Point Breeze North is a neighborhood in Pittsburgh’s East End and, in this blogger’s humble opinion, might have the most cool-stuff-bang for it’s .2-square-mile buck. Granted, I’ve only been to a fraction of the neighborhoods in Pittsburgh, but Point Breeze North has sure got a gaggle of good.
The neighborhood is composed of residential areas with beautiful houses from all eras and a commercial and semi-industrial area along Penn Avenue. Situated betwixt Homewood and Point Breeze, among the city’s poorest and wealthiest neighborhoods, respectively, Point Breeze North occupies interesting territory: the housing stock is largely ritzy, but signs of abandonment are peppered throughout the neighborhood, mainly in the northern areas closest to Homewood.
the inevitable: point breeze north house-porn and garden tour
Point Breeze North is home to some pretty amazing houses.
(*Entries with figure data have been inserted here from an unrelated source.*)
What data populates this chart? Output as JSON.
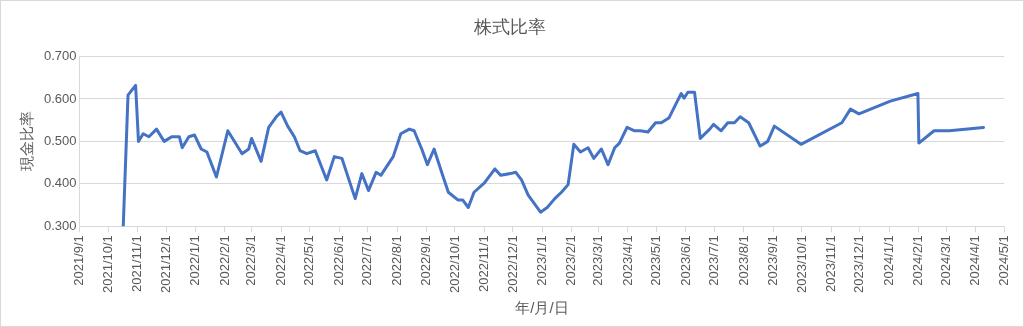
{
  "chart_data": {
    "type": "line",
    "title": "株式比率",
    "xlabel": "年/月/日",
    "ylabel": "現金比率",
    "x": [
      "2021-10-17",
      "2021-10-22",
      "2021-10-30",
      "2021-11-02",
      "2021-11-07",
      "2021-11-13",
      "2021-11-21",
      "2021-11-29",
      "2021-12-07",
      "2021-12-15",
      "2021-12-18",
      "2021-12-25",
      "2021-12-31",
      "2022-01-07",
      "2022-01-13",
      "2022-01-23",
      "2022-02-04",
      "2022-02-19",
      "2022-02-26",
      "2022-03-01",
      "2022-03-11",
      "2022-03-19",
      "2022-03-27",
      "2022-04-01",
      "2022-04-08",
      "2022-04-15",
      "2022-04-21",
      "2022-04-28",
      "2022-05-07",
      "2022-05-19",
      "2022-05-27",
      "2022-06-04",
      "2022-06-18",
      "2022-06-25",
      "2022-07-02",
      "2022-07-10",
      "2022-07-15",
      "2022-07-28",
      "2022-08-05",
      "2022-08-14",
      "2022-08-19",
      "2022-08-27",
      "2022-09-02",
      "2022-09-09",
      "2022-09-18",
      "2022-09-24",
      "2022-10-04",
      "2022-10-09",
      "2022-10-15",
      "2022-10-21",
      "2022-11-01",
      "2022-11-12",
      "2022-11-18",
      "2022-11-28",
      "2022-12-04",
      "2022-12-10",
      "2022-12-17",
      "2022-12-30",
      "2023-01-06",
      "2023-01-14",
      "2023-01-21",
      "2023-01-28",
      "2023-02-03",
      "2023-02-10",
      "2023-02-18",
      "2023-02-24",
      "2023-03-04",
      "2023-03-11",
      "2023-03-18",
      "2023-03-23",
      "2023-03-31",
      "2023-04-08",
      "2023-04-14",
      "2023-04-22",
      "2023-04-30",
      "2023-05-06",
      "2023-05-14",
      "2023-05-22",
      "2023-05-27",
      "2023-05-30",
      "2023-06-03",
      "2023-06-10",
      "2023-06-16",
      "2023-06-26",
      "2023-06-30",
      "2023-07-08",
      "2023-07-15",
      "2023-07-22",
      "2023-07-28",
      "2023-08-06",
      "2023-08-18",
      "2023-08-26",
      "2023-09-02",
      "2023-09-30",
      "2023-11-12",
      "2023-11-21",
      "2023-11-30",
      "2024-01-02",
      "2024-01-31",
      "2024-02-01",
      "2024-02-17",
      "2024-03-04",
      "2024-04-09"
    ],
    "series": [
      {
        "color": "#4472c4",
        "values": [
          0.3,
          0.609,
          0.632,
          0.5,
          0.518,
          0.511,
          0.529,
          0.5,
          0.511,
          0.511,
          0.485,
          0.511,
          0.515,
          0.482,
          0.475,
          0.416,
          0.525,
          0.471,
          0.482,
          0.507,
          0.453,
          0.533,
          0.558,
          0.569,
          0.536,
          0.511,
          0.478,
          0.471,
          0.478,
          0.409,
          0.464,
          0.46,
          0.365,
          0.424,
          0.384,
          0.427,
          0.42,
          0.464,
          0.518,
          0.529,
          0.525,
          0.482,
          0.445,
          0.482,
          0.42,
          0.38,
          0.362,
          0.362,
          0.344,
          0.38,
          0.402,
          0.435,
          0.42,
          0.424,
          0.427,
          0.409,
          0.373,
          0.333,
          0.344,
          0.365,
          0.38,
          0.398,
          0.493,
          0.475,
          0.485,
          0.46,
          0.482,
          0.445,
          0.485,
          0.496,
          0.533,
          0.525,
          0.525,
          0.522,
          0.544,
          0.544,
          0.555,
          0.591,
          0.613,
          0.602,
          0.616,
          0.616,
          0.507,
          0.529,
          0.54,
          0.525,
          0.544,
          0.544,
          0.558,
          0.544,
          0.489,
          0.5,
          0.536,
          0.493,
          0.544,
          0.576,
          0.565,
          0.595,
          0.613,
          0.496,
          0.525,
          0.525,
          0.533
        ]
      }
    ],
    "xlim": [
      "2021-09-01",
      "2024-05-01"
    ],
    "xticks": [
      {
        "value": "2021-09-01",
        "label": "2021/9/1"
      },
      {
        "value": "2021-10-01",
        "label": "2021/10/1"
      },
      {
        "value": "2021-11-01",
        "label": "2021/11/1"
      },
      {
        "value": "2021-12-01",
        "label": "2021/12/1"
      },
      {
        "value": "2022-01-01",
        "label": "2022/1/1"
      },
      {
        "value": "2022-02-01",
        "label": "2022/2/1"
      },
      {
        "value": "2022-03-01",
        "label": "2022/3/1"
      },
      {
        "value": "2022-04-01",
        "label": "2022/4/1"
      },
      {
        "value": "2022-05-01",
        "label": "2022/5/1"
      },
      {
        "value": "2022-06-01",
        "label": "2022/6/1"
      },
      {
        "value": "2022-07-01",
        "label": "2022/7/1"
      },
      {
        "value": "2022-08-01",
        "label": "2022/8/1"
      },
      {
        "value": "2022-09-01",
        "label": "2022/9/1"
      },
      {
        "value": "2022-10-01",
        "label": "2022/10/1"
      },
      {
        "value": "2022-11-01",
        "label": "2022/11/1"
      },
      {
        "value": "2022-12-01",
        "label": "2022/12/1"
      },
      {
        "value": "2023-01-01",
        "label": "2023/1/1"
      },
      {
        "value": "2023-02-01",
        "label": "2023/2/1"
      },
      {
        "value": "2023-03-01",
        "label": "2023/3/1"
      },
      {
        "value": "2023-04-01",
        "label": "2023/4/1"
      },
      {
        "value": "2023-05-01",
        "label": "2023/5/1"
      },
      {
        "value": "2023-06-01",
        "label": "2023/6/1"
      },
      {
        "value": "2023-07-01",
        "label": "2023/7/1"
      },
      {
        "value": "2023-08-01",
        "label": "2023/8/1"
      },
      {
        "value": "2023-09-01",
        "label": "2023/9/1"
      },
      {
        "value": "2023-10-01",
        "label": "2023/10/1"
      },
      {
        "value": "2023-11-01",
        "label": "2023/11/1"
      },
      {
        "value": "2023-12-01",
        "label": "2023/12/1"
      },
      {
        "value": "2024-01-01",
        "label": "2024/1/1"
      },
      {
        "value": "2024-02-01",
        "label": "2024/2/1"
      },
      {
        "value": "2024-03-01",
        "label": "2024/3/1"
      },
      {
        "value": "2024-04-01",
        "label": "2024/4/1"
      },
      {
        "value": "2024-05-01",
        "label": "2024/5/1"
      }
    ],
    "ylim": [
      0.3,
      0.7
    ],
    "yticks": [
      {
        "value": 0.3,
        "label": "0.300"
      },
      {
        "value": 0.4,
        "label": "0.400"
      },
      {
        "value": 0.5,
        "label": "0.500"
      },
      {
        "value": 0.6,
        "label": "0.600"
      },
      {
        "value": 0.7,
        "label": "0.700"
      }
    ],
    "grid": "y",
    "legend": false,
    "marker": "none",
    "line_style": "solid"
  }
}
The neighborhood was originally founded as a suburb, and as such, there are stately Victorian houses that line the wide boulevards. Yes, you read that correctly- Point Breeze North, a neighborhood in a city of narrow streets, hills and alleys, has two wide boulevards with traffic divided by large green patches.
This is what Westinghouse Park used to look like. George Westinghouse used to live on what is now the park named after him. His mansion, which also served as his laboratory, was named ‘Solitude’ and was home to some of the most important electrical experiments ever; four natural gas wells still remain on the property. The mansion’s been gone for 90 years, but some 50 species of trees, including Norway maples, Siberian elm and Amur cork dot the park. (Picture from Christine Davis’ website– she was the archaeologist who conducted the bulk of research on the property)
industrial side of town
The eastern side of Point Breeze North is an industrial area with some great old factories and warehouses.
In one of the old warehouses on the east side of the neighborhood is one of the coolest and most worthwhile businesses in Pittsburgh. Construction Junction ‘promotes conservation through the reuse of building materials.’ Pretty self-explanatory but the pictures explain it better methinks. Below, the scene as you enter the building.
steel city big pour
The Steel City Big Pour is among the very best things in the United States. Construction Junction (see directly below this post) puts on the event and some of the best microbreweries in the country, along with local eateries, artists and community groups, provide 3 hours of delirious bliss. It is the confluence of everything I like.
selected point breeze north businesses
Find the theme:
Free Ride is a bike collective that is dedicated to “recycling bicycles, offering mechanical education, and promoting bicycling by helping people of all ages and backgrounds obtain, maintain, and repair bicycles.”
The East End Food Coop will not serve you fries in your salad. Go here for wheatberry and red quinoa and beards.
Agrecycle is ‘Pennsylvania’s largest source separated composting operation!’ Composting, folks.
Point Breeze North: Greening everything in sight. Keep up the good work.
required sobering post to maintain balance
Point Breeze North isn’t all acai berries and birch-bark toilet paper. The neighborhood has it’s share of neglected or abandoned houses and you still see the occasional lot of industrial trash.
parting shot: point breeze north
This is one of the cooler old buildings in Point Breeze North; the letters really make it.
I’ve always felt that Point Breeze North has gotten the shaft- Point Breeze (its counterpart across Penn Ave) sits next to Squirrel Hill, Shadyside and Regent Square, all among the toniest neighborhoods in Pittsburgh. Point Breeze North borders Larimer and two of the Homewood neighborhoods, among Pittsburgh’s poorest. I think that because of its proximity to ‘worse’ neighborhoods, Point Breeze North has not received proper acclaim- it’s as if Penn Ave acts as an arbitrary border, dividing the two Point Breeze’s into the ‘nice’ part of town and the ‘so-so’ part of town.
Whatever the case may be, Point Breeze North seems like a neighborhood that’s figured it out. Old unused warehouse space? Fill it with new green business. Beautiful old homes? Fix’ (most of) ‘em up. It’s a great thing to see.